This post is based on a bug my team discovered in production a couple of years ago.
We had to pin our Django version because a security patch changed undocumented routing logic and broke a contract with a front-end client.
In this post, I'm going to argue that we could have caught this bug earlier if we built paths in tests using strings and string interpolation rather than calling reverse
.
Many Django Tests are Integration Tests
Many of the people I work with refer to the tests we write that use a test client and real database as unit tests. In fairness, these are not as integrated as they would be if we ran Django with a WSGI (or ASGI) server in a container with a managed database and used an external HTTP client.
Nonetheless, these tests include the complete request-response cycle and execute real SQL queries. They also benefit from an HTTP server and client and can validate expected contracts.
Example
The cause of this bug was a regex URL pattern that did not start with a caret, which meant that the client could put anything between different parts of the conf.
The client used to send requests /api/user/password-reset/MzU2ODAzMA/601-cf2aabf988d02cb64114
and these worked fine with the URL conf password-reset/(?P<uidb64>[0-9A-Za-z]+)/(?P<token>.+)$
.
How did routing work before the security patch?
A client sends a request to
/api/password-reset/MzU2ODAzMA/601-cf2aabf988d02cb64114
.Django’s routing first matches the regex
^api/
which restricts it to a subset of views.It then truncates the original path, so that it’s
password-reset/MzU2ODAzMA/601-cf2aabf988d02cb64114
.It matches the regex
password-reset/(?P<uidb64>[0-9A-Za-z]+)/(?P<token>.+)$
and routes the request to theUserPasswordReset
view.
Because the URL conf for UserPasswordReset
does not start with a caret (^
), requests to /api/bulbous-clown-shoes/password-reset/MzU2ODAzMA/601-cf2aabf988d02cb64114
would also be routed to that view.
After the patch exact matches were forced and the front-end seemingly inexplicably broken. The URL conf hasn't been changed in years so it wasn't clear why it was 404-ing.
What would have caught it
At the time of the bug, the tests looked like this:
def test_user_password_reset_token_validation_invalid_token(self):
path = reverse(
"api:password-reset",
kwargs={
"uidb64": urlsafe_base64_encode(force_bytes(cls.a_user.pk)),
"token": "1234"
},
)
response = self.client.get(path)
assert response.status_code == status.HTTP_400_BAD_REQUEST
assert response.data.get("detail") == "Token invalid"

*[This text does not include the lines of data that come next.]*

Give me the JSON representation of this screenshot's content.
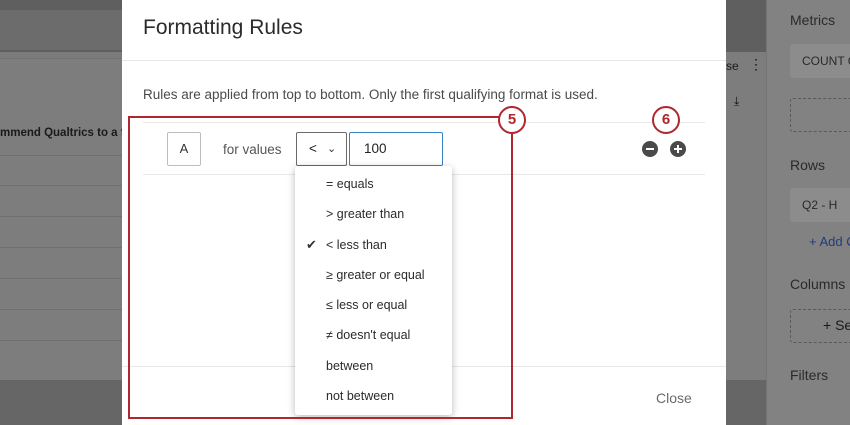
{
  "background": {
    "row_text": "mmend Qualtrics to a fr",
    "header_fragment": "se",
    "sidebar": {
      "metrics_label": "Metrics",
      "metric_chip": "COUNT Co",
      "rows_label": "Rows",
      "row_chip": "Q2 - H",
      "add_link": "+ Add C",
      "columns_label": "Columns",
      "columns_add": "+ Se",
      "filters_label": "Filters"
    }
  },
  "modal": {
    "title": "Formatting Rules",
    "description": "Rules are applied from top to bottom. Only the first qualifying format is used.",
    "rule": {
      "format_label": "A",
      "for_values_label": "for values",
      "operator_selected": "<",
      "value": "100"
    },
    "operator_options": [
      {
        "label": "= equals",
        "checked": false
      },
      {
        "label": "> greater than",
        "checked": false
      },
      {
        "label": "< less than",
        "checked": true
      },
      {
        "label": "≥ greater or equal",
        "checked": false
      },
      {
        "label": "≤ less or equal",
        "checked": false
      },
      {
        "label": "≠ doesn't equal",
        "checked": false
      },
      {
        "label": "between",
        "checked": false
      },
      {
        "label": "not between",
        "checked": false
      }
    ],
    "close_label": "Close"
  },
  "annotations": {
    "badge_5": "5",
    "badge_6": "6",
    "accent_color": "#b0272e"
  },
  "icons": {
    "operator_chevron": "chevron-down-icon",
    "remove_rule": "minus-circle-icon",
    "add_rule": "plus-circle-icon",
    "selected_check": "check-icon"
  }
}
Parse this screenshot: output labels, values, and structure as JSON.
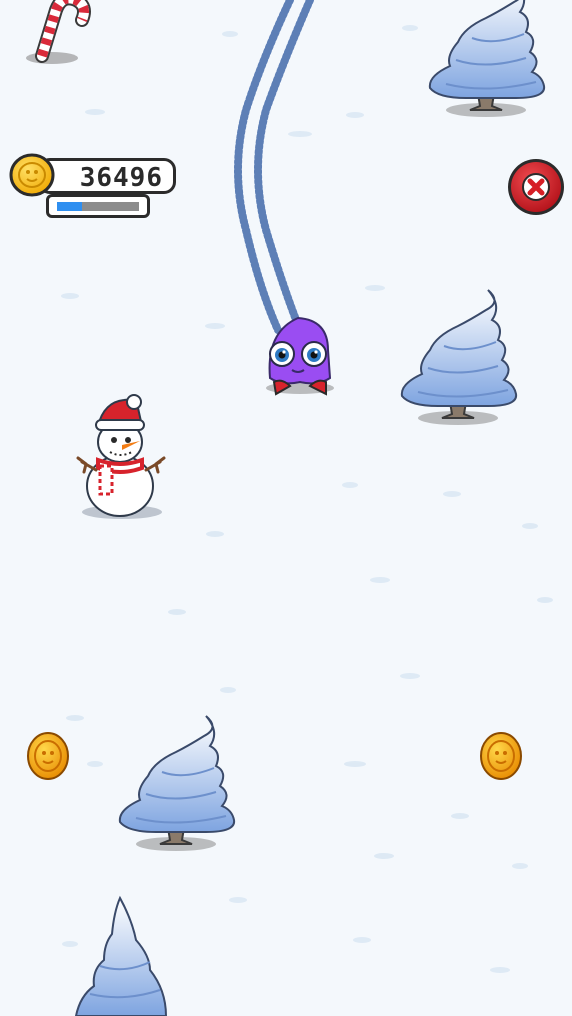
{
  "hud": {
    "coins": "36496",
    "progress_fraction": 0.3
  },
  "icons": {
    "coin": "coin-icon",
    "close": "close-icon"
  },
  "colors": {
    "snow": "#f4f8fc",
    "tree_blue": "#7ea4e0",
    "character_purple": "#9a4df2",
    "close_red": "#d61f26",
    "progress_blue": "#2f8ff0",
    "coin_gold": "#f5b800",
    "ski_track": "#5d7fb6"
  }
}
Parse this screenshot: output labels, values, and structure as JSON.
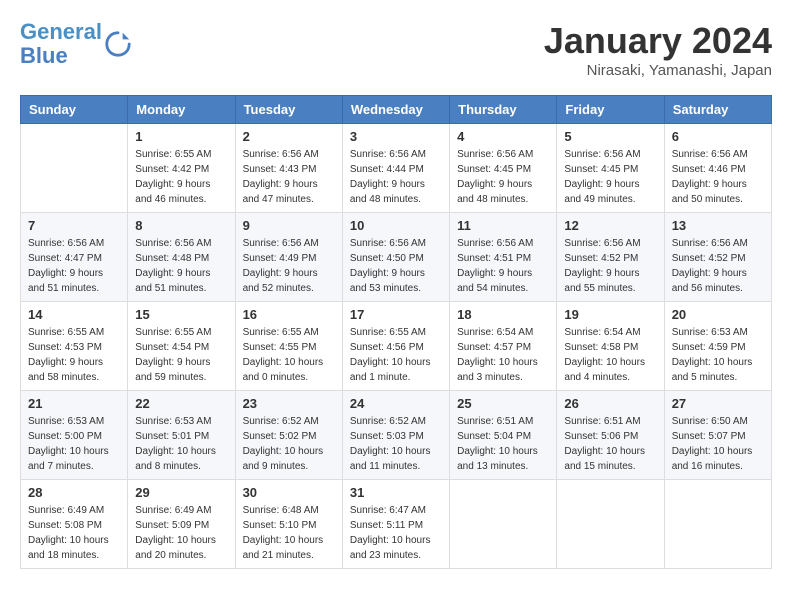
{
  "header": {
    "logo_line1": "General",
    "logo_line2": "Blue",
    "month_title": "January 2024",
    "location": "Nirasaki, Yamanashi, Japan"
  },
  "days_of_week": [
    "Sunday",
    "Monday",
    "Tuesday",
    "Wednesday",
    "Thursday",
    "Friday",
    "Saturday"
  ],
  "weeks": [
    [
      {
        "day": "",
        "info": ""
      },
      {
        "day": "1",
        "info": "Sunrise: 6:55 AM\nSunset: 4:42 PM\nDaylight: 9 hours\nand 46 minutes."
      },
      {
        "day": "2",
        "info": "Sunrise: 6:56 AM\nSunset: 4:43 PM\nDaylight: 9 hours\nand 47 minutes."
      },
      {
        "day": "3",
        "info": "Sunrise: 6:56 AM\nSunset: 4:44 PM\nDaylight: 9 hours\nand 48 minutes."
      },
      {
        "day": "4",
        "info": "Sunrise: 6:56 AM\nSunset: 4:45 PM\nDaylight: 9 hours\nand 48 minutes."
      },
      {
        "day": "5",
        "info": "Sunrise: 6:56 AM\nSunset: 4:45 PM\nDaylight: 9 hours\nand 49 minutes."
      },
      {
        "day": "6",
        "info": "Sunrise: 6:56 AM\nSunset: 4:46 PM\nDaylight: 9 hours\nand 50 minutes."
      }
    ],
    [
      {
        "day": "7",
        "info": "Sunrise: 6:56 AM\nSunset: 4:47 PM\nDaylight: 9 hours\nand 51 minutes."
      },
      {
        "day": "8",
        "info": "Sunrise: 6:56 AM\nSunset: 4:48 PM\nDaylight: 9 hours\nand 51 minutes."
      },
      {
        "day": "9",
        "info": "Sunrise: 6:56 AM\nSunset: 4:49 PM\nDaylight: 9 hours\nand 52 minutes."
      },
      {
        "day": "10",
        "info": "Sunrise: 6:56 AM\nSunset: 4:50 PM\nDaylight: 9 hours\nand 53 minutes."
      },
      {
        "day": "11",
        "info": "Sunrise: 6:56 AM\nSunset: 4:51 PM\nDaylight: 9 hours\nand 54 minutes."
      },
      {
        "day": "12",
        "info": "Sunrise: 6:56 AM\nSunset: 4:52 PM\nDaylight: 9 hours\nand 55 minutes."
      },
      {
        "day": "13",
        "info": "Sunrise: 6:56 AM\nSunset: 4:52 PM\nDaylight: 9 hours\nand 56 minutes."
      }
    ],
    [
      {
        "day": "14",
        "info": "Sunrise: 6:55 AM\nSunset: 4:53 PM\nDaylight: 9 hours\nand 58 minutes."
      },
      {
        "day": "15",
        "info": "Sunrise: 6:55 AM\nSunset: 4:54 PM\nDaylight: 9 hours\nand 59 minutes."
      },
      {
        "day": "16",
        "info": "Sunrise: 6:55 AM\nSunset: 4:55 PM\nDaylight: 10 hours\nand 0 minutes."
      },
      {
        "day": "17",
        "info": "Sunrise: 6:55 AM\nSunset: 4:56 PM\nDaylight: 10 hours\nand 1 minute."
      },
      {
        "day": "18",
        "info": "Sunrise: 6:54 AM\nSunset: 4:57 PM\nDaylight: 10 hours\nand 3 minutes."
      },
      {
        "day": "19",
        "info": "Sunrise: 6:54 AM\nSunset: 4:58 PM\nDaylight: 10 hours\nand 4 minutes."
      },
      {
        "day": "20",
        "info": "Sunrise: 6:53 AM\nSunset: 4:59 PM\nDaylight: 10 hours\nand 5 minutes."
      }
    ],
    [
      {
        "day": "21",
        "info": "Sunrise: 6:53 AM\nSunset: 5:00 PM\nDaylight: 10 hours\nand 7 minutes."
      },
      {
        "day": "22",
        "info": "Sunrise: 6:53 AM\nSunset: 5:01 PM\nDaylight: 10 hours\nand 8 minutes."
      },
      {
        "day": "23",
        "info": "Sunrise: 6:52 AM\nSunset: 5:02 PM\nDaylight: 10 hours\nand 9 minutes."
      },
      {
        "day": "24",
        "info": "Sunrise: 6:52 AM\nSunset: 5:03 PM\nDaylight: 10 hours\nand 11 minutes."
      },
      {
        "day": "25",
        "info": "Sunrise: 6:51 AM\nSunset: 5:04 PM\nDaylight: 10 hours\nand 13 minutes."
      },
      {
        "day": "26",
        "info": "Sunrise: 6:51 AM\nSunset: 5:06 PM\nDaylight: 10 hours\nand 15 minutes."
      },
      {
        "day": "27",
        "info": "Sunrise: 6:50 AM\nSunset: 5:07 PM\nDaylight: 10 hours\nand 16 minutes."
      }
    ],
    [
      {
        "day": "28",
        "info": "Sunrise: 6:49 AM\nSunset: 5:08 PM\nDaylight: 10 hours\nand 18 minutes."
      },
      {
        "day": "29",
        "info": "Sunrise: 6:49 AM\nSunset: 5:09 PM\nDaylight: 10 hours\nand 20 minutes."
      },
      {
        "day": "30",
        "info": "Sunrise: 6:48 AM\nSunset: 5:10 PM\nDaylight: 10 hours\nand 21 minutes."
      },
      {
        "day": "31",
        "info": "Sunrise: 6:47 AM\nSunset: 5:11 PM\nDaylight: 10 hours\nand 23 minutes."
      },
      {
        "day": "",
        "info": ""
      },
      {
        "day": "",
        "info": ""
      },
      {
        "day": "",
        "info": ""
      }
    ]
  ]
}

Since then they've been updated to look like this:
def test_user_password_reset_token_validation_invalid_token(self):
uidb64 = urlsafe_base64_encode(force_bytes(cls.a_user.pk))
path = f"/api/password-reset/{uidb64}/1234"
response = self.client.get(self.endpoint)
assert response.status_code == status.HTTP_400_BAD_REQUEST
assert response.data.get("detail") == "Token invalid"
reverse
calls in tests to stings and f-strings. I may write a post about it one day.Not only are there fewer lines of code, it's clearer at a glance what endpoint the test is testing.
As long as the paths in the test are in line with your API documentation, they should provide some coverage of the contract. Without explicitly typing out the paths this would need to be covered by end-to-end tests or contact tests.
Hyrum's Law
In the aftermath of this bug, I did a survey of all of the actual usage of our API compared with URL confs (using data collected using OpenTelemetry). I was looking for clients accidentally depending on the undocumented looseness of our routing. See https://www.hyrumslaw.com/
I only found one obvious example of Hyrum's Law. The regex /api/cards/(P<info_card_pk>\d+)
didn't terminate with a $
, meaning that any following characters were allowed.
Given the content type of these cards, some client developers had taken to appending .html
on the end. To avoid breaking changes I converted this to re_path
and left the overly permissive regex as it was.
Using django.url.path
The story behind this post shows its age somewhat as django.conf.urls.url
was deprecated for some time and has been removed from Django 4.0+.
All the errors I've discussed were a result of overly broad regular expressions. django.urls.path avoids these errors by providing a simpler path syntax similar to routes in Flask or FastAPI. The path
URL conf functions enforce exact matches by default, whereas the older url
calls use custom regular expressions which are error-prone and can allow clients to use unexpected URLs.
Conclusion
Even if you are using django.urls.path
for most of your URL I'd still argue that it's better practice to type out URLs in your tests. Django tests that use a fake client and real database are integration tests and we should take advantage of that.